Chapter 31 — Key Takeaways

The big idea

Row-by-row INSERT is the slow way to move bulk data; COPY is the fast path — orders of magnitude faster. And raw data should be staged and validated before it reaches production tables. Together: load fast, transform safely.

COPY

  • COPY ... FROM file (load) / COPY ... TO file (unload); formats: csv, text, binary.
  • COPY = server-side file (+ privileges); \copy = client-side file via psql. Same speed/options.
  • From code, use the driver's copy support (psycopg3 cursor.copy()), not an execute() loop.
  • Loading hierarchy (slow→fast): single-row inserts → multi-row inserts → batched transactions → COPY. (Case Study 1: 6 hours → 4 minutes.)
  • Per-row commit() is a disaster (a WAL flush per row) — use one/few transactions.

Staging-table pattern (load → transform)

  1. Bulk-COPY raw data into a loose (text, no constraints, optionally UNLOGGED) staging table.
  2. Validate there (report/quarantine bad rows) — before touching production.
  3. Transform + upsert good rows into real tables with SQL (cast types, resolve keys, ON CONFLICT), in one transaction.
  4. Drop/truncate staging.

This isolates raw data from production and separates fast loading from correct transformation. (Case Study 2: it would have stopped a corrupt import.)

ETL vs ELT, and robust pipelines

  • ETL = transform before load; ELT = load raw, transform in SQL (favored with powerful warehouses, Ch. 34). The staging pattern is ELT-in-miniature.
  • Robust pipelines are incremental (load only new/changed data) and idempotent (re-run = same result, via upserts) so retries are safe.

Big-load performance

COPY not loops · drop/rebuild indexes for big initial loads · batch / few transactions · UNLOGGED staging · ANALYZE after (fresh stats, Ch. 24).

Common mistakes

INSERT loops for millions of rows; confusing COPY (server) vs \copy (client); loading raw data into constrained production; non-idempotent pipelines (duplicates on retry); forgetting ANALYZE.

You can now…

  • ☐ Bulk-load/unload with COPY/\copy and from code.
  • ☐ Explain why COPYINSERT loops.
  • ☐ Apply the staging-table pattern (load → validate → transform → upsert).
  • ☐ Distinguish ETL/ELT and build incremental, idempotent loads.

Looking ahead

Chapter 32 — Database Security (closes Part V).
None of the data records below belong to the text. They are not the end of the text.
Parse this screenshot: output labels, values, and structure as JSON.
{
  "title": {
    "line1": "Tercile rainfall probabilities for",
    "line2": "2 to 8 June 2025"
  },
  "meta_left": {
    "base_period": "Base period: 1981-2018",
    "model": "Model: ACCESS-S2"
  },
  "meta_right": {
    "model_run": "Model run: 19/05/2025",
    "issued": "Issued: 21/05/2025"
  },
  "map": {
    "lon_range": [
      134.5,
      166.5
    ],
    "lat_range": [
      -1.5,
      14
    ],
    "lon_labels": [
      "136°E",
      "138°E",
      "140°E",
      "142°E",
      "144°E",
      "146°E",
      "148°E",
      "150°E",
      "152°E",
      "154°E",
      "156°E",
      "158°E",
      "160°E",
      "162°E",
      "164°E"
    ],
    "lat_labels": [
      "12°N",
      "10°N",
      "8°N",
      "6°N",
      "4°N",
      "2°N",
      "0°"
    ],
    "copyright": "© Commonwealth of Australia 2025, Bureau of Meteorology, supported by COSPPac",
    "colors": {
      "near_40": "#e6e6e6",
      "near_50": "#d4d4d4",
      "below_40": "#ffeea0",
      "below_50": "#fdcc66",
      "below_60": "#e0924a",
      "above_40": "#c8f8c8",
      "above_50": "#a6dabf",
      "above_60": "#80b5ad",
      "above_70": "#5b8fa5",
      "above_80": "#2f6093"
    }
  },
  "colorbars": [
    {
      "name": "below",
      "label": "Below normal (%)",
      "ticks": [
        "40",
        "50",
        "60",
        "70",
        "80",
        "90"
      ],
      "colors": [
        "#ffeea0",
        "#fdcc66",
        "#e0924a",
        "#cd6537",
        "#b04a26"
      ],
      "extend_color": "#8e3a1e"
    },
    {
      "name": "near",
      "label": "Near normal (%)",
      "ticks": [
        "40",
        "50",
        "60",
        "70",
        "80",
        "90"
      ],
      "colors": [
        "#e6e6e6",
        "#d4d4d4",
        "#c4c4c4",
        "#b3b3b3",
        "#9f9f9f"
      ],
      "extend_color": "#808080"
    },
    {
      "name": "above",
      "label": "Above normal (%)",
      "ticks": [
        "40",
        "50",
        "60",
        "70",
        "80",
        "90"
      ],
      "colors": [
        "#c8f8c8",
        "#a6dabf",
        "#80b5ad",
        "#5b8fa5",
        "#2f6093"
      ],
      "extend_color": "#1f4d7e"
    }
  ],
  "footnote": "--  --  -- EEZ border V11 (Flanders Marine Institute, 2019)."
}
SQL injection (revisited), roles & privileges, row-level security, encryption, backups, and data privacy — protecting the data you can now move.

One sentence to carry forward: Use COPY (never insert loops) for bulk, and always stage-validate-transform raw data into production with idempotent upserts — fast loading and safe transformation are two different jobs.